Peter Clothier is an internationally-known writer who specializes in writing about art and artists. He believes in avoiding the jargon that obscures much current writing about art, and in writing simply, clearly, in language that the lay person can readily understand. He seeks to achieve a harmony of mind, heart, and body in his work, and looks for this quality in the artists he writes about. A reformed academic, now fifteen years in recovery, he has returned in recent years to teaching, in mostly non-traditional ways: in workshops, continuing groups, and individual coaching and mentoring for artists and writers.
Peter Clothier’s publications include: Aspley Guise, poems, Red Hill Press, San Francisco, 1969; Parapoems, Horizon Press, New York, 1972; Chiaroscuro, a novel, St. Martins Press, New York, 1985, Signet Paperback, 1986; Dirty Down, a novel, Atheneum, New York, 1987; David Hockney, a monograph in the Abbeville Modern Masters Series, New York, 1994; While I Am Not Afraid: Secrets of a Man’s Heart, a memoir, published by High Mountain Press, Santa Fe, 1997 and a collection of political essays, The Bush Diaries. He also wrote Mind Work: Shedding Delusions of the Path to the Creative Core, a series of essays examining the importance of self-examination to the creative process, and Persist: In Praise of the Creative Spirit in a World Gone Mad with Commerce, which addresses the predicament of the creative individual in a culture in which celebrity and money trump talent and quality of work. His most recent book, DEAR HARRY: LETTERS TO MY FATHER, is currently in production. He has also published scores of articles and reviews in international art publications, including ARTnews, Artforum, and Art in America, and he is a frequent book reviewer for the Los Angeles Times.

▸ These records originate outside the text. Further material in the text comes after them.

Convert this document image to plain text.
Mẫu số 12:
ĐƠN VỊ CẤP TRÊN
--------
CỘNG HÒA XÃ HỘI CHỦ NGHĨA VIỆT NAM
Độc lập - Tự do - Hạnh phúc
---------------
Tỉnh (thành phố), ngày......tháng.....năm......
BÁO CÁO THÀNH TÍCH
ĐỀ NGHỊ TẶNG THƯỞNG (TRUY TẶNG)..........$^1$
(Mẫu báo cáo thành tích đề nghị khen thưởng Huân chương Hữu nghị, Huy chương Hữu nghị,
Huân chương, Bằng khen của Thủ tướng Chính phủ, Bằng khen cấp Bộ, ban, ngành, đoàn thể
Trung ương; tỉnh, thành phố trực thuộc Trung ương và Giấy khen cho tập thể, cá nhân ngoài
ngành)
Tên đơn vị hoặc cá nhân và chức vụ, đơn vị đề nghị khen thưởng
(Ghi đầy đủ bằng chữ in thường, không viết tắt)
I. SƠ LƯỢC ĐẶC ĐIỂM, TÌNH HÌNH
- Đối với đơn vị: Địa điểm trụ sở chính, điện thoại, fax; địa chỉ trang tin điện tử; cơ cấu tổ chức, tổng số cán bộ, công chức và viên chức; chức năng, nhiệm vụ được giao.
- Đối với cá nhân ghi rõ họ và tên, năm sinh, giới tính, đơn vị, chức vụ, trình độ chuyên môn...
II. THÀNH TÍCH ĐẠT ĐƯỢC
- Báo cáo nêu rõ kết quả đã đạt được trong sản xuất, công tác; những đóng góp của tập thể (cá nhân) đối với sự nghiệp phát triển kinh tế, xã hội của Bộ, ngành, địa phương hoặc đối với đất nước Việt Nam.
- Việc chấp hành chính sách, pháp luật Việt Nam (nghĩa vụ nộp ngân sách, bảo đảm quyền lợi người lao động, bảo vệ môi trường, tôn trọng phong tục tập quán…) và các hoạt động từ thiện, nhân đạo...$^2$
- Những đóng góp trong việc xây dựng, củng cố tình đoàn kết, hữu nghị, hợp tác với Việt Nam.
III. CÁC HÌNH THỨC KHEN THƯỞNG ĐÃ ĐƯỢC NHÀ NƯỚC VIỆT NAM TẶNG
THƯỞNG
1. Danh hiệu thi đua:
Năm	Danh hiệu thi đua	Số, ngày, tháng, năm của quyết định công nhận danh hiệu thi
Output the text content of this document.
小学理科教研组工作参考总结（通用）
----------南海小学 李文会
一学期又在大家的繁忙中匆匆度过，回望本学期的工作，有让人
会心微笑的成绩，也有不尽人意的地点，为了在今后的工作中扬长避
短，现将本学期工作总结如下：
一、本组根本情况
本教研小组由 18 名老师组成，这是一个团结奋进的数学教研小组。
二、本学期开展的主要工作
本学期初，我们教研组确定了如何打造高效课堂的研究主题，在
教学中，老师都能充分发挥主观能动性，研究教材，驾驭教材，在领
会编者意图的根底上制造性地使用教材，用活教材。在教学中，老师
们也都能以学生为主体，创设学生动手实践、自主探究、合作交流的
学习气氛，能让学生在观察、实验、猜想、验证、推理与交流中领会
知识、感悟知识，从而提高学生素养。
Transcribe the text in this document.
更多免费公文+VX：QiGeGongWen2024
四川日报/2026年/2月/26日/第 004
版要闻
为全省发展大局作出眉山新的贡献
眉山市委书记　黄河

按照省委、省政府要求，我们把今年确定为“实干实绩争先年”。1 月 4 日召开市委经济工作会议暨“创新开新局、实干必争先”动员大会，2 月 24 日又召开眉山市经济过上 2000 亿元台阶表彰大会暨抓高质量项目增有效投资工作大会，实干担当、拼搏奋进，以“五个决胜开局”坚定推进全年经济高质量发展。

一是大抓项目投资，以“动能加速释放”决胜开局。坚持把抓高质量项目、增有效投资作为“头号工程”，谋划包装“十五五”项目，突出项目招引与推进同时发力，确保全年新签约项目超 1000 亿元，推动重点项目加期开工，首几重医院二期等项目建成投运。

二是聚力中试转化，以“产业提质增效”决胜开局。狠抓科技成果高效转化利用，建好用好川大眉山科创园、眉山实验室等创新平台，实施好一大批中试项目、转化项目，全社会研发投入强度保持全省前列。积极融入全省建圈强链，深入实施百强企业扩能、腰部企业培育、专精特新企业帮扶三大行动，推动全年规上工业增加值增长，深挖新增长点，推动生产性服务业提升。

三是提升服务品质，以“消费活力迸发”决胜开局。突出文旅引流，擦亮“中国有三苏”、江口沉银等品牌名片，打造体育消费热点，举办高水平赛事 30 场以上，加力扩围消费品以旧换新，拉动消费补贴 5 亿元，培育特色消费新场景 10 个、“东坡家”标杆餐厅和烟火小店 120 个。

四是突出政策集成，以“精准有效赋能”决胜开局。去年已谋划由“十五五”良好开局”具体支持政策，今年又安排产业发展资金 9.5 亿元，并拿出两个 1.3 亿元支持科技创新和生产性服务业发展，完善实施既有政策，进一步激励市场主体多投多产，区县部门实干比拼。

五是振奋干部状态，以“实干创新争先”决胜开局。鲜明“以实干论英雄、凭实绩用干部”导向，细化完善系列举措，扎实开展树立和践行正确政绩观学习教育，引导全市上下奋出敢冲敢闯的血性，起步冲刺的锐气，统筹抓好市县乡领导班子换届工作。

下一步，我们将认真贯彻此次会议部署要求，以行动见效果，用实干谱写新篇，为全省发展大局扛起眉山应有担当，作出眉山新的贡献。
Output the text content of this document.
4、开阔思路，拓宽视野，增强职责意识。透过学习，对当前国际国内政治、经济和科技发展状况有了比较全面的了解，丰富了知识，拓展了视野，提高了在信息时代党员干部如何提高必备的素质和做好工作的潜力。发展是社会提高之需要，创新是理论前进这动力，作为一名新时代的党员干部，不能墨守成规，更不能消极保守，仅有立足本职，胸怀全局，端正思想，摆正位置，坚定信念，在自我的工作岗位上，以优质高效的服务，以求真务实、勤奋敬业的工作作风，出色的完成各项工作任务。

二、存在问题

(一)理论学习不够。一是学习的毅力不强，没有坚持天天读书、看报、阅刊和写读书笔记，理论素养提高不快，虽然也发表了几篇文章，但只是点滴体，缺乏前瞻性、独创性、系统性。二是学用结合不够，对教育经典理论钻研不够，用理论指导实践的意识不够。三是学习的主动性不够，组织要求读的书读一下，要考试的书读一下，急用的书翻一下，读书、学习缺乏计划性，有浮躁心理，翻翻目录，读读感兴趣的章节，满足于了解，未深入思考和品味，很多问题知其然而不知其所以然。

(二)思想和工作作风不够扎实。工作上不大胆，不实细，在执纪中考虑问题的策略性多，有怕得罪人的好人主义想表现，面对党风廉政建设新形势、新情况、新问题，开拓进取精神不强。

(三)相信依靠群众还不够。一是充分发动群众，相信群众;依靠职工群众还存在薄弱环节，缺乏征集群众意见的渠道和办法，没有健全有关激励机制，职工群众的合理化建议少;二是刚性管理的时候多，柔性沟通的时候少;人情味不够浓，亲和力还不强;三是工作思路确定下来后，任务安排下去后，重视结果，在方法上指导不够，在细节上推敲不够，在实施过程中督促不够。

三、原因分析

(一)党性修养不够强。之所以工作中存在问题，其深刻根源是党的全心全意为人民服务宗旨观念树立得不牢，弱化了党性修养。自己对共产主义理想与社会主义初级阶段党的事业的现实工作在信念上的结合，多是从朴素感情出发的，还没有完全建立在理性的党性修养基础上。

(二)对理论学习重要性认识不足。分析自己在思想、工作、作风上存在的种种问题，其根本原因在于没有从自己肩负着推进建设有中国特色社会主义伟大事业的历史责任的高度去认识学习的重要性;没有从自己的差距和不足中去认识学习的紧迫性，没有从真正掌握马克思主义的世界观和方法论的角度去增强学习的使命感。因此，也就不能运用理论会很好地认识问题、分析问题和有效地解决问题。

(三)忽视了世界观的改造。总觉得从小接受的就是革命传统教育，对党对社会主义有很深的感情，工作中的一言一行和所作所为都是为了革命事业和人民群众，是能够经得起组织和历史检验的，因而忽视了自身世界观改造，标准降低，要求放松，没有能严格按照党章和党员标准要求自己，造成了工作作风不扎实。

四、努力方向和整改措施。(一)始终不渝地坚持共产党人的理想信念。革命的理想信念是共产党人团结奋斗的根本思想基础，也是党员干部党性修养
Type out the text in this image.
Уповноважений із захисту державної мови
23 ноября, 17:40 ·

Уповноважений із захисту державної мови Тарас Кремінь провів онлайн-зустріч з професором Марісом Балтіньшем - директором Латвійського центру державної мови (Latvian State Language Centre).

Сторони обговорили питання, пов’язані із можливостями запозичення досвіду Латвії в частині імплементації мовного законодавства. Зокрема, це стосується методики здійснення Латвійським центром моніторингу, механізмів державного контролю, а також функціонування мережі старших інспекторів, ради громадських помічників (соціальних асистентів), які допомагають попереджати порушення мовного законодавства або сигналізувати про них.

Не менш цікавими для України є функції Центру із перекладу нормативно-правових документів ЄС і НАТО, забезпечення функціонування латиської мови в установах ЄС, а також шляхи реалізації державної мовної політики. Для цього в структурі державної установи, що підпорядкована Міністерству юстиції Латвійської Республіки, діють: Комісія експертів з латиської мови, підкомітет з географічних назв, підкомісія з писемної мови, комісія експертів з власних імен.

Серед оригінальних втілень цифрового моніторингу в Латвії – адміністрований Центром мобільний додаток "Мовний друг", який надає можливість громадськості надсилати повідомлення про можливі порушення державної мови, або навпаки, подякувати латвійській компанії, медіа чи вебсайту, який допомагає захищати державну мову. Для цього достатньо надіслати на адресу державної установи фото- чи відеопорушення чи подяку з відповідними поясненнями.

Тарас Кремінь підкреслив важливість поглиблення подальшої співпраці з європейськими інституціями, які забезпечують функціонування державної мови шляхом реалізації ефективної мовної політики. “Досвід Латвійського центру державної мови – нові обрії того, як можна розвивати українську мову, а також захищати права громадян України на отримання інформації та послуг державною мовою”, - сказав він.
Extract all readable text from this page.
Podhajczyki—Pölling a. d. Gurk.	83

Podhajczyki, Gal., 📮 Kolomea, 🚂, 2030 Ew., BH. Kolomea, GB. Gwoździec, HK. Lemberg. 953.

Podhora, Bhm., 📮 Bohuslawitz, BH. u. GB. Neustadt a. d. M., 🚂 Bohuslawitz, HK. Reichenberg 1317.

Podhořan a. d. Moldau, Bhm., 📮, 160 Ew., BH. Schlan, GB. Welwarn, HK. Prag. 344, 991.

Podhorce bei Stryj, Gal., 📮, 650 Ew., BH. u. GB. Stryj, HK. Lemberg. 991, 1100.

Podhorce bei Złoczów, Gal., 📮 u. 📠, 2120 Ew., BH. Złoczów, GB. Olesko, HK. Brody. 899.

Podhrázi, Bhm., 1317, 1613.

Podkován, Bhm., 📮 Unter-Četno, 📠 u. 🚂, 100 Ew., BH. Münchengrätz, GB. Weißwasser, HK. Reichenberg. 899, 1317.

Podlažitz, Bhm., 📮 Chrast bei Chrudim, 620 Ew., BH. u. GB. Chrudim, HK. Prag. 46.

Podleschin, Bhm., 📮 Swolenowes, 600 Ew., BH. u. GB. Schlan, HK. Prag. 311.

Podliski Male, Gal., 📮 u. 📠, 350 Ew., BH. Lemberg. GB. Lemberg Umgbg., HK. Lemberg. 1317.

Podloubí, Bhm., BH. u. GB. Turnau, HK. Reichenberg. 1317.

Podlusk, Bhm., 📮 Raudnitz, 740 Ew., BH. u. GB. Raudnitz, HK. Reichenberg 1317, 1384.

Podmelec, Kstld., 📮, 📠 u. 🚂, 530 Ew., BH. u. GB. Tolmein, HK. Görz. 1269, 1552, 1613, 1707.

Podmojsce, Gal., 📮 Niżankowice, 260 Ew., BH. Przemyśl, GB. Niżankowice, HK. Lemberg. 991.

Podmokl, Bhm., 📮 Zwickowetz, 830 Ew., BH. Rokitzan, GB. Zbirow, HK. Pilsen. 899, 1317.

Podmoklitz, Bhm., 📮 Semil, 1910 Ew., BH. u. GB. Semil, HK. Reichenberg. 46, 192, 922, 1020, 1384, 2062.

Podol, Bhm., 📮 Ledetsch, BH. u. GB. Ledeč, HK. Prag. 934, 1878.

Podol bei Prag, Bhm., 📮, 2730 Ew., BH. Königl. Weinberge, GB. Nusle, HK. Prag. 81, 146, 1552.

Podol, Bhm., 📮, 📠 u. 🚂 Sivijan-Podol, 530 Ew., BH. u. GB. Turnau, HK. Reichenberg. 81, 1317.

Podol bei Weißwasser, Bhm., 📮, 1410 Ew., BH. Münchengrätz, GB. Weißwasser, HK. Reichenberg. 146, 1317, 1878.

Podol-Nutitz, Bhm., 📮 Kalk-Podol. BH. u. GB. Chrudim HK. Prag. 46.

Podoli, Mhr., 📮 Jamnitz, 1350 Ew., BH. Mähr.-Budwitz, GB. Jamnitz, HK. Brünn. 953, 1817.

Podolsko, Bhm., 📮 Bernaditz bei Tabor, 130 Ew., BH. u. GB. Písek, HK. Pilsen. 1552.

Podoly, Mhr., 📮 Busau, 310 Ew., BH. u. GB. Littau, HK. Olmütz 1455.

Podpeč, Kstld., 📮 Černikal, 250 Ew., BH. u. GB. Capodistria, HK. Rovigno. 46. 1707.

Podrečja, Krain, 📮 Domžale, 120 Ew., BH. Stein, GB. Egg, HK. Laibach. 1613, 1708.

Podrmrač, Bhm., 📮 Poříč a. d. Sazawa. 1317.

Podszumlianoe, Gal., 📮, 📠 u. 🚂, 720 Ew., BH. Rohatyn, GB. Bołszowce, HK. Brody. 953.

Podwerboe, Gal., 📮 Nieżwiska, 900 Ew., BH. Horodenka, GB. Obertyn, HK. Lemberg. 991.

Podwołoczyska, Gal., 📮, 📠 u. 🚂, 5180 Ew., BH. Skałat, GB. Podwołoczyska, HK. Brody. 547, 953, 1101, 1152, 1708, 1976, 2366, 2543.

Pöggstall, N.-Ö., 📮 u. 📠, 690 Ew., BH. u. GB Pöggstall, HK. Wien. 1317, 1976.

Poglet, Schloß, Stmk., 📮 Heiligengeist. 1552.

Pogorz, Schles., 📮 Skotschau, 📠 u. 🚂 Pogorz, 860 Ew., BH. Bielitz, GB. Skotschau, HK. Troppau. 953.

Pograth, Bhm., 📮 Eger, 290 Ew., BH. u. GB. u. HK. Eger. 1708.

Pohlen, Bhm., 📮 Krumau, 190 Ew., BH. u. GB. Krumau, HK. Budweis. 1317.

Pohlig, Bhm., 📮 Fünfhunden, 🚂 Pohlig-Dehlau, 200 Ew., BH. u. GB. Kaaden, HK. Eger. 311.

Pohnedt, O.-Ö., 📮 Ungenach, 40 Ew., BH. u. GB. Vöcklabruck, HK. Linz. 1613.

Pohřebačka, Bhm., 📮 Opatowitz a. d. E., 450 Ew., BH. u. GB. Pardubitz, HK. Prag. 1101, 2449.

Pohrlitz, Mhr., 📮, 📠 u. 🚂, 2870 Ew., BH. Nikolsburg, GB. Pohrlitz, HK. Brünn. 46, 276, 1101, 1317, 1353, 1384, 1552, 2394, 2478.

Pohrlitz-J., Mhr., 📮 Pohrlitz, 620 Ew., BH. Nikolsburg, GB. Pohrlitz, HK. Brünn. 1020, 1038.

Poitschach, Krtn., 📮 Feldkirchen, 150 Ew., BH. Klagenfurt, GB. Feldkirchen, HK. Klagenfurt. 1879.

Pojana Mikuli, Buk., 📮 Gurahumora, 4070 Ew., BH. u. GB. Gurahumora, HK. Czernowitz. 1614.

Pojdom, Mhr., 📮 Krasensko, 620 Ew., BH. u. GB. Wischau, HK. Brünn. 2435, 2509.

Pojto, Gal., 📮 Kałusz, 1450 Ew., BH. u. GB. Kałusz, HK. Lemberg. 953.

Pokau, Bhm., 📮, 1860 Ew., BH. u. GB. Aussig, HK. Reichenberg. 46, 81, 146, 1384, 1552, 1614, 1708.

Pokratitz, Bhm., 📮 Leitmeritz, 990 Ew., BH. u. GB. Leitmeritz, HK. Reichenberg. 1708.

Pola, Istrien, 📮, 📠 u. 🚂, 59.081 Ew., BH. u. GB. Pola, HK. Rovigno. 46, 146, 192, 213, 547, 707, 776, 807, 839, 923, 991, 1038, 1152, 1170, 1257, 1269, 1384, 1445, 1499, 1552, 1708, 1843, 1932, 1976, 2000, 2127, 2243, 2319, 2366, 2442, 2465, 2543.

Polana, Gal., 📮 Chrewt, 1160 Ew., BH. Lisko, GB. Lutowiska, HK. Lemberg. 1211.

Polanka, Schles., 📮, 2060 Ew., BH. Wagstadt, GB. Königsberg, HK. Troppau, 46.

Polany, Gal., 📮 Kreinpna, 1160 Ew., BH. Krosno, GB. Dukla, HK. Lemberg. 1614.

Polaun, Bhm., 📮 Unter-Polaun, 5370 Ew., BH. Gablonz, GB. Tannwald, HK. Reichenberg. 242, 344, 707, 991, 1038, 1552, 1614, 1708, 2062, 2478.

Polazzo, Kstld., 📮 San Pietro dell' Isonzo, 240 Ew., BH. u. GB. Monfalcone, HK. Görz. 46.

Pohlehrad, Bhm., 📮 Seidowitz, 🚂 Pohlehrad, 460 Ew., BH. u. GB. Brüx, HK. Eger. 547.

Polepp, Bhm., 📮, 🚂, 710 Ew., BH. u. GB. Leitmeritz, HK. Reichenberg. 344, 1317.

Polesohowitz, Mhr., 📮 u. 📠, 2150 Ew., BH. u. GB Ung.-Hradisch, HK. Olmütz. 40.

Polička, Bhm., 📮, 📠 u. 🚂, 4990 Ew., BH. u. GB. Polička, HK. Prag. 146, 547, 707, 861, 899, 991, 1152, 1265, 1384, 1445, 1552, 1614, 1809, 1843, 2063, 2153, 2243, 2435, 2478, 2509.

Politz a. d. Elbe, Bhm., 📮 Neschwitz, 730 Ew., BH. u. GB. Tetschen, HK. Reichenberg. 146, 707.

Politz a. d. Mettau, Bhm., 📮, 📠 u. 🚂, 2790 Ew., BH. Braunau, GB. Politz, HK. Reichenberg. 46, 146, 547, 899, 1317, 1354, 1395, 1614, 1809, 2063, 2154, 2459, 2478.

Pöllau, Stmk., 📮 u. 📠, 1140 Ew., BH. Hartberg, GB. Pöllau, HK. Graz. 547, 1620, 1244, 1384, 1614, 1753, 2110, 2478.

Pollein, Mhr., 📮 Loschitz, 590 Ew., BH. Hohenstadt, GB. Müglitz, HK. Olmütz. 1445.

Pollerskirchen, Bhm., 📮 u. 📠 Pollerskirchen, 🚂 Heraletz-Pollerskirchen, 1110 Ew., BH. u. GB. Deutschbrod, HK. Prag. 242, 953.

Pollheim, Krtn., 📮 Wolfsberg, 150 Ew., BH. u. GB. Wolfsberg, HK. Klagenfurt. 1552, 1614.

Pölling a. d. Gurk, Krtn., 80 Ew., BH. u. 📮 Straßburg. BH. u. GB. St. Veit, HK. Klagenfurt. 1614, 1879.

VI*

Clothier has served in numerous academic positions. At the University of Iowa, where he completed his doctoral degree between 1964-68, he was Instructor of the Translation Workshop in the International Writers’ Program from 1968-69; at the University of Southern California, he was Assistant Professor and Director of Semester of the Arts from 1969-76; in 1976, with developing interest in the art world in Southern California, he became Dean at Otis Art Institute of Los Angeles County, and was appointed Acting Director in 1977. He remained at Otis until 1979, when he received a Rockefeller Fellowship for a study of the work of the African American artist Charles White, and was subsequently appointed Dean of the College of Fine & Communication Arts at Loyola Marymount University in 1981. He left the academic world in 1985 to become a full-time freelance writer, consultant, and lecturer in the arts.
In recent years, Clothier has facilitated numerous small group seminars, including “Artists’ Matters”, a continuing series of monthly workshops for studio artists in collaboration with Ellie Blankfort. “Word Friendly”, a workshop for creative people interested in renewing their love of language, was offered for the first time at The Esalen Institute in June, 2000, and will be offered again next year. And his pioneering exercise in meditation and contemplation, “One Hour/One Painting”, has been offered to wide acclaim at the Los Angeles County Museum, the Museum of Contemporary Art, The J. Paul Getty Museum, and at other museums and galleries in Southern California.
Clothier has appeared as a guest on numerous talk radio and television shows. As a member of the ManKind Project, he has also been active in organizing and staffing men’s training weekends in the Southern California area.